Sobrino escreve: “O grito de um povo inteiro foi transformado pelo bispo Romero numa prece oferecida a Deus”. E, ao escutar e dar voz a este grito, na presença de Deus, Romero se torna um evento teológico: a Palavra de Deus e o grito de quem sofre estão ligados. (...) Romero acreditava que a parte mais importante de seu ministério consistisse precisamente em dar voz àqueles que não têm voz. Mas, naturalmente o seu dar voz ao clamor dos pobres era algo mais do que uma simples questão de palavras. Ele deu voz à experiência dos pobres correndo os seus mesmos riscos. Uma vez mais, como no caso de Jesus, tornar próprio o grito dos sofredores se torna isso mesmo risco e motivo de sofrimento. (...) 
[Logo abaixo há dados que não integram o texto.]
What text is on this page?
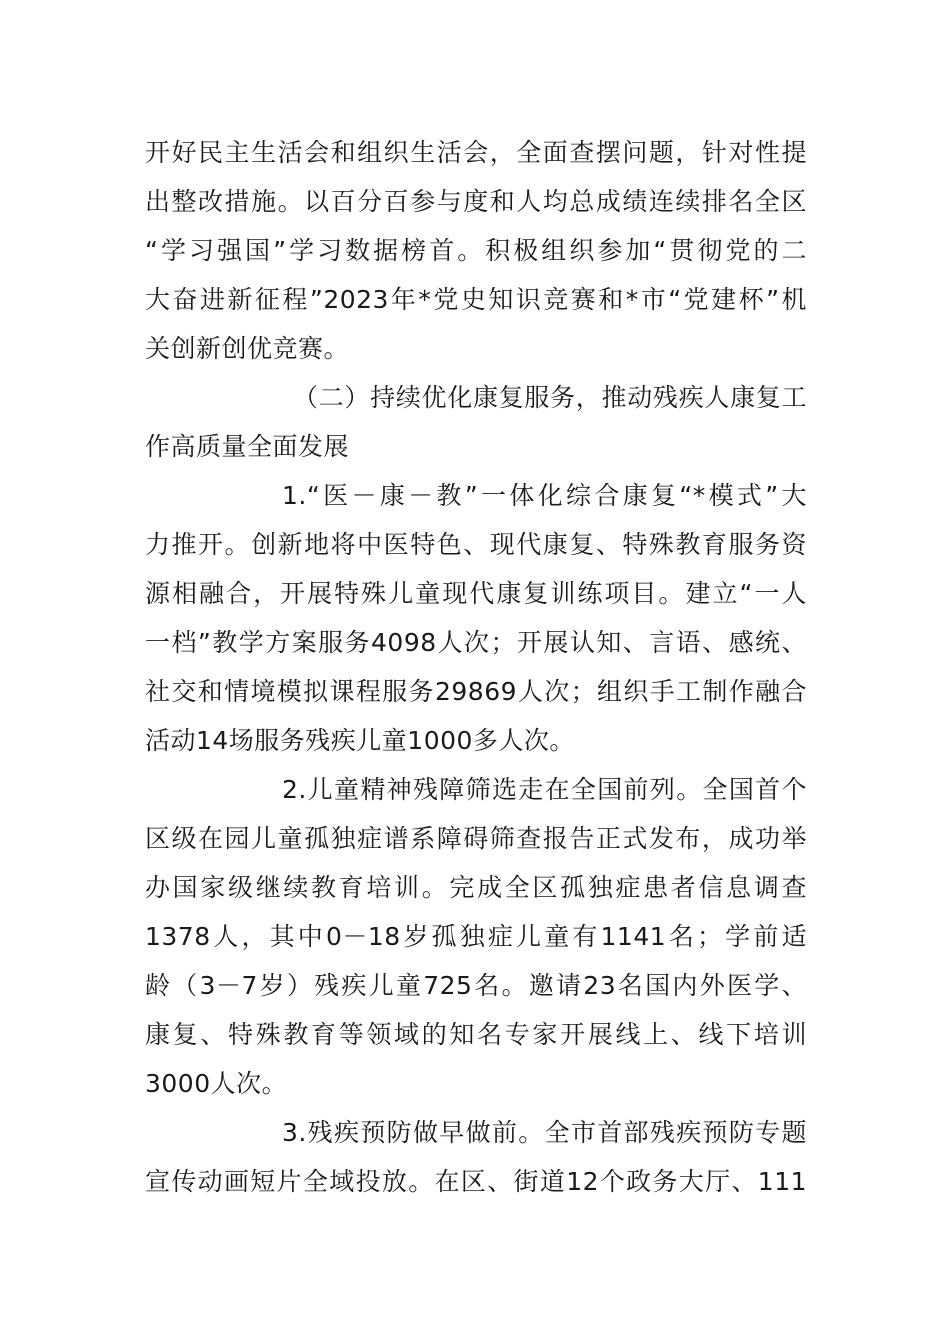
开好民主生活会和组织生活会，全面查摆问题，针对性提
出整改措施。以百分百参与度和人均总成绩连续排名全区
“学习强国”学习数据榜首。积极组织参加“贯彻党的二
大奋进新征程”2023年*党史知识竞赛和*市“党建杯”机
关创新创优竞赛。
（二）持续优化康复服务，推动残疾人康复工
作高质量全面发展
1.“医－康－教”一体化综合康复“*模式”大
力推开。创新地将中医特色、现代康复、特殊教育服务资
源相融合，开展特殊儿童现代康复训练项目。建立“一人
一档”教学方案服务4098人次；开展认知、言语、感统、
社交和情境模拟课程服务29869人次；组织手工制作融合
活动14场服务残疾儿童1000多人次。
2.儿童精神残障筛选走在全国前列。全国首个
区级在园儿童孤独症谱系障碍筛查报告正式发布，成功举
办国家级继续教育培训。完成全区孤独症患者信息调查
1378人，其中0－18岁孤独症儿童有1141名；学前适
龄（3－7岁）残疾儿童725名。邀请23名国内外医学、
康复、特殊教育等领域的知名专家开展线上、线下培训
3000人次。
3.残疾预防做早做前。全市首部残疾预防专题
宣传动画短片全域投放。在区、街道12个政务大厅、111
Descendo agora no meio dos meus pensamentinhos, terra, terra... sinto que, com o único objetivo de reavivar nossa  perspectiva de compromisso cristão para a vida  de leigos(as), religiosas(os) e presbíteros, bispos..., este nosso ano de 2015 deveria se colocar nesta trilha! É a trilha de São Oscar Romero, pastor e mártir.

Sem nenhum triunfalismo, mas com a responsabilidade que nos deixaram em herança nossos pais e mães fundadores e fundadoras, os quarentões da CPT, podem afirmar que temos, ao redor de Oscar Romero que papa Francisco proclamará santo “qui serus tamen = ainda que tardio”, uma densa nuvem de “testemunhas fiéis” aos quais solicitarmos luzes de inspiração de atitudes pessoais e de metodologia evangélicas. Alguns deles ainda vivem e nos sussurram dicas preciosíssimas, molhadas de suor e sangue...

Junto com Oscar Romero e todos/as os/as mártires, podemos afirmar que este momento da CPT é o momento de reconhecer que seus mártires e a própria CPT em si, constituem-se, eles próprios, num “evento teológico” no qual as humanidades no meio das quais vivemos, existimos e nos apelam “a uma espécie de reaproximação entre a Palavra de Deus e a palavra, ou talvez o grito sem palavras, do sofrimento humano e do nosso planeta Terra.

Bastem, entre todos e todas, a memória de Dorothy Stang e de Josimo Tavares....entre tantos e tantas que povoam nossa curta mas densa história.

Nossos mártires não resolverão, provavelmente, a tão anelada sustentabilidade financeira da CPT; esta, com seus “aplicativos” mais arrojados não poderão jamais substituir a força do testemunho do amor feito eficaz porque, teologicamente, pobre com os pobres que, padecendo injustiça, não aceitam pactuar ilusões, mas tão somente uma confiança recíproca e uma solicitação de partilha que poderá ser exigida  em nome da cidadania, na sociedade, para os camponeses e camponesas e, na igreja, para seus missionários e missionárias. Sem jamais pactuar com ilusões do sistema que nega a ambos porque seus objetivos não admitem horizontes de colegialidade, autonomia e protagonismo, alternatividade... todas “flores pequenas” que vicejam e perfumam por baixo, o bosque evangélico de Carlos Mesters.

Bom reinício dos trabalhos da CPT em 2015. Que venham um Conselho Nacional e uma Coordenação Nacional que nos incentivem nas trilhas de Oscar Romero, Dorothy Stang e Josimo Tavares, Ezequiel Ramin...".

Luciano Bernardi, com seus botões...

Salvador da Bahia, 12 de março 2015.